Je me tournais et me retournais dans mon grand lit. Seule. Eléonore ne s'était pas endormie avec moi, cette fois. S'en voulait-elle ? Ou peut-être qu'elle ne me croyait pas ? Ou encore peut-être avais-je été trop froide en lui répondant, et elle n'avait pas voulu s'en mêler plus... ? J'avais posé le papier de braille je ne sais plus trop où, peut-être était-il encore sur le canapé, ou encore dans mon jean. Peut-être même dans la poche de mon sweat ?

Je n'avais pas envie de dormir. J'avais peur. Je ne voulais pas rêver de nouveau de cette fille, car pour moi, il était certain que c'était une fille, ces ongles pointus, ensanglantés, cette peau crasseuse et couverte de tâches de sang, ce sourire jaunâtre... Ces yeux rouges... Ce cri... Puis mon cri. Il m'était impossible de fermer les yeux plus longtemps qu'un simple clignement. Je ne voulais pas savoir plus de choses, je ne voulais pas la voir plus, voir son visage, ses cheveux. Mais la fatigue me gagnais, peu à peu, je commençais à succomber à Morphée, et a tomber dans ses bras, sans même pouvoir me retenir.


Je rouvre les yeux. Je suis dans ma chambre. Les oiseaux chantent, je les entends derrière la fenêtre. J'entends aussi quelqu'un s'activer dans la cuisine. Maman ? Ou Eléonore ? Nan, ce devait-être Maman, Eléonore ne se levait jamais avant moi, elle ne déjeunait pas le matin, juste à la récréation de dix heures, avec ce que Maman lui donnais.

Je restais là, étendue dans mon lit, les yeux ouverts en voyant cependant toujours le néant, ce vide. Je n'avais pas rêvé ? Cette nuit, aucun rêve n'est venu plomber mon sommeil ? J'avais enfin dormi tranquillement ? Sans rêve cauchemardesque ? Etait-ce finis ? Je ne rêverais plus ? C'était la première nuit, depuis sept ans, que je ne revoyais plus cette pièce horrible, ou cette femme, ou encore cette lumière. Mais bizarrement, ça me manquait. Je voyais, quand je rêvais d'elle. Je voyais les couleurs, les formes, la lumière, je ne faisais pas que ressentir, je le voyais vraiment. Je n'avais jamais vu, avant ça. Et ça me manquerait. Les couleurs me manqueraient. La lumière, le rouge du sang, les ongles, la crasse... Certes, c'était bizarre, j'en suis consciente, mais ça me manquerait, de faire ces cauchemars, plus que tout.
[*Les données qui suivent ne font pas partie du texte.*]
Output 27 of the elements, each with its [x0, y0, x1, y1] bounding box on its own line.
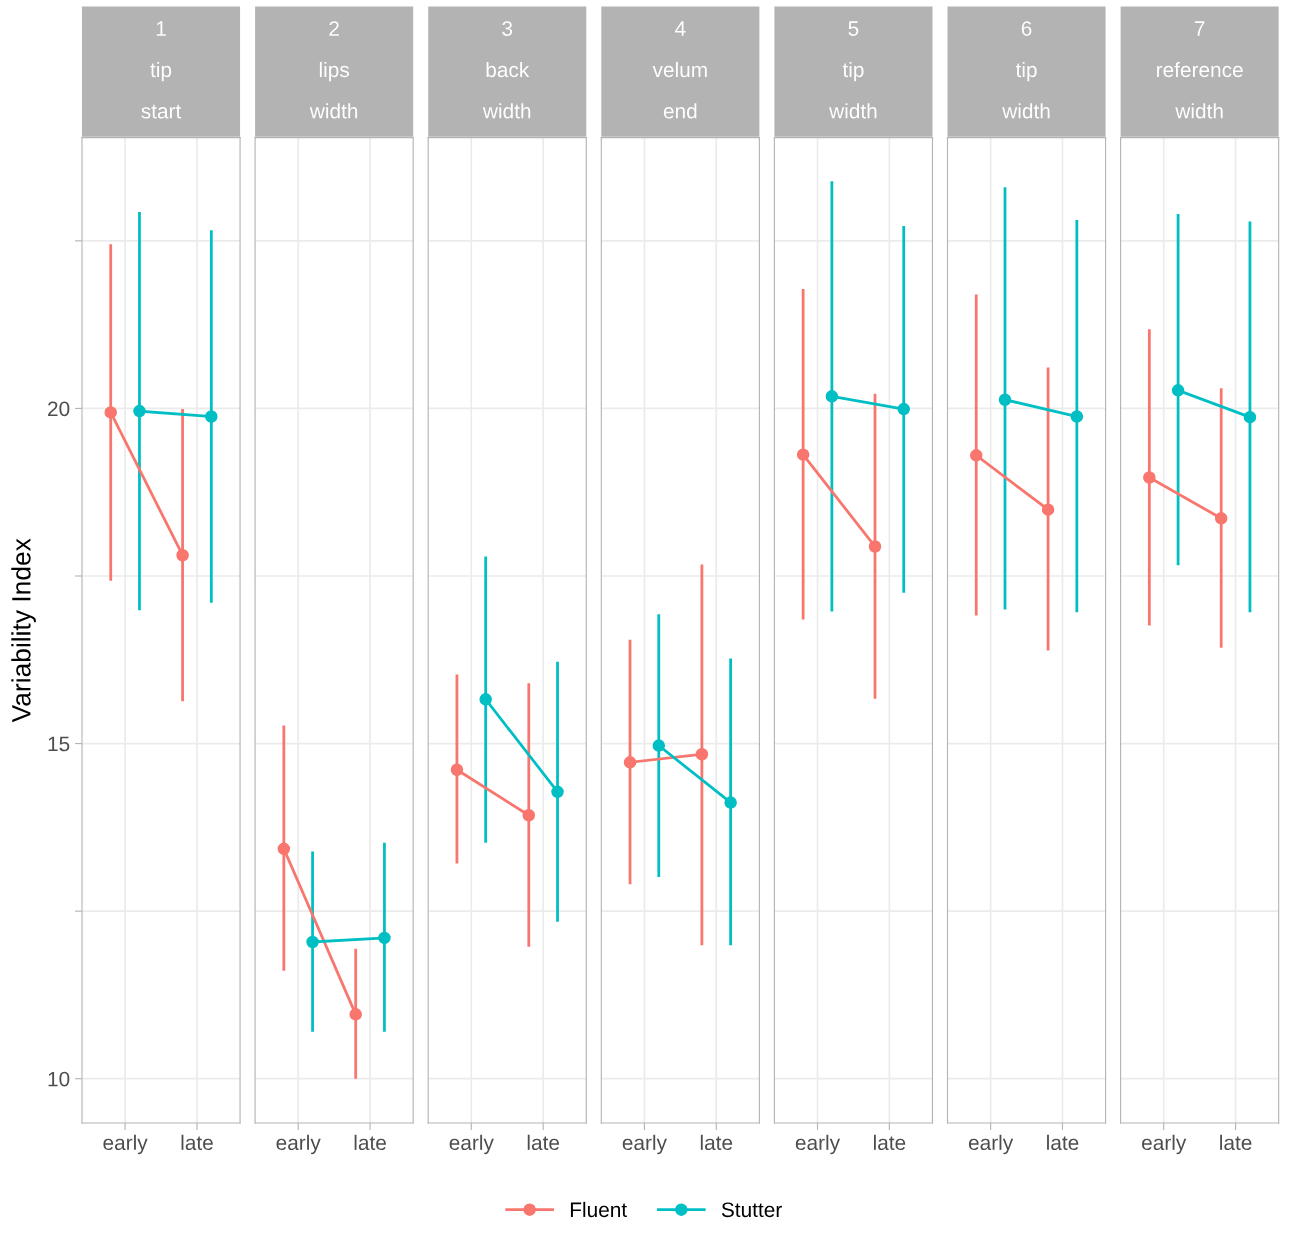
y-tick-label: 20: [48, 401, 70, 417]
x-tick-label: early: [622, 1134, 667, 1155]
chart-title: 5 tip width: [829, 21, 877, 119]
x-tick-label: late: [181, 1134, 213, 1151]
chart-title: 4 velum end: [652, 21, 707, 119]
x-tick-label: late: [1220, 1134, 1252, 1151]
chart-title: 2 lips width: [309, 21, 358, 119]
x-tick-label: late: [1047, 1134, 1079, 1151]
chart-title: 3 back width: [482, 21, 531, 119]
x-tick-label: late: [700, 1134, 733, 1151]
x-tick-label: late: [527, 1134, 560, 1151]
x-tick-label: early: [276, 1134, 321, 1155]
legend-label: Stutter: [721, 1202, 782, 1218]
x-tick-label: early: [449, 1134, 494, 1155]
x-tick-label: early: [1142, 1134, 1187, 1155]
y-axis-title: Variability Index: [11, 538, 36, 723]
x-tick-label: late: [354, 1134, 386, 1151]
x-tick-label: early: [103, 1134, 148, 1155]
chart-title: 7 reference width: [1157, 21, 1243, 119]
x-tick-label: early: [795, 1134, 841, 1155]
x-tick-label: late: [873, 1134, 906, 1151]
chart-title: 6 tip width: [1002, 21, 1050, 119]
x-tick-label: early: [968, 1134, 1014, 1155]
legend-label: Fluent: [570, 1201, 627, 1218]
y-tick-label: 15: [48, 736, 70, 752]
y-tick-label: 10: [48, 1071, 70, 1087]
chart-title: 1 tip start: [141, 21, 182, 119]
Puis soudain, j'entends la porte de ma chambre grincer. S'ouvrir. Un compte à rebours murmuré.

- Happy birthday to you ! Happy birthday to you ! Happy birthday to you, Cassandre, happy birthday to you !

Quelqu'un saute sur mon lit et me couvre de bisous et de câlins. C'est Eléonore ! Je sens aussi les douces paumes de Maman se poser sur mes joues, elle sent la crème, et le chocolat. Elles s'activaient donc toutes les deux à la cuisine pour me préparer un fondant ? Oui, ça se sentait. La crème anglaise de Maman, et le fondant d'Eléonore. C'était le seul gâteau qu'elle ai réussie à préparer, et qu'elle veuille préparer. Et puis soudain... C'était mon anniversaire. J'ai dix-huit ans. Huit ans, jours pour jours, que je fais le même cauchemar, qui chaque nuit évolue un peu plus. Depuis le 8 avril.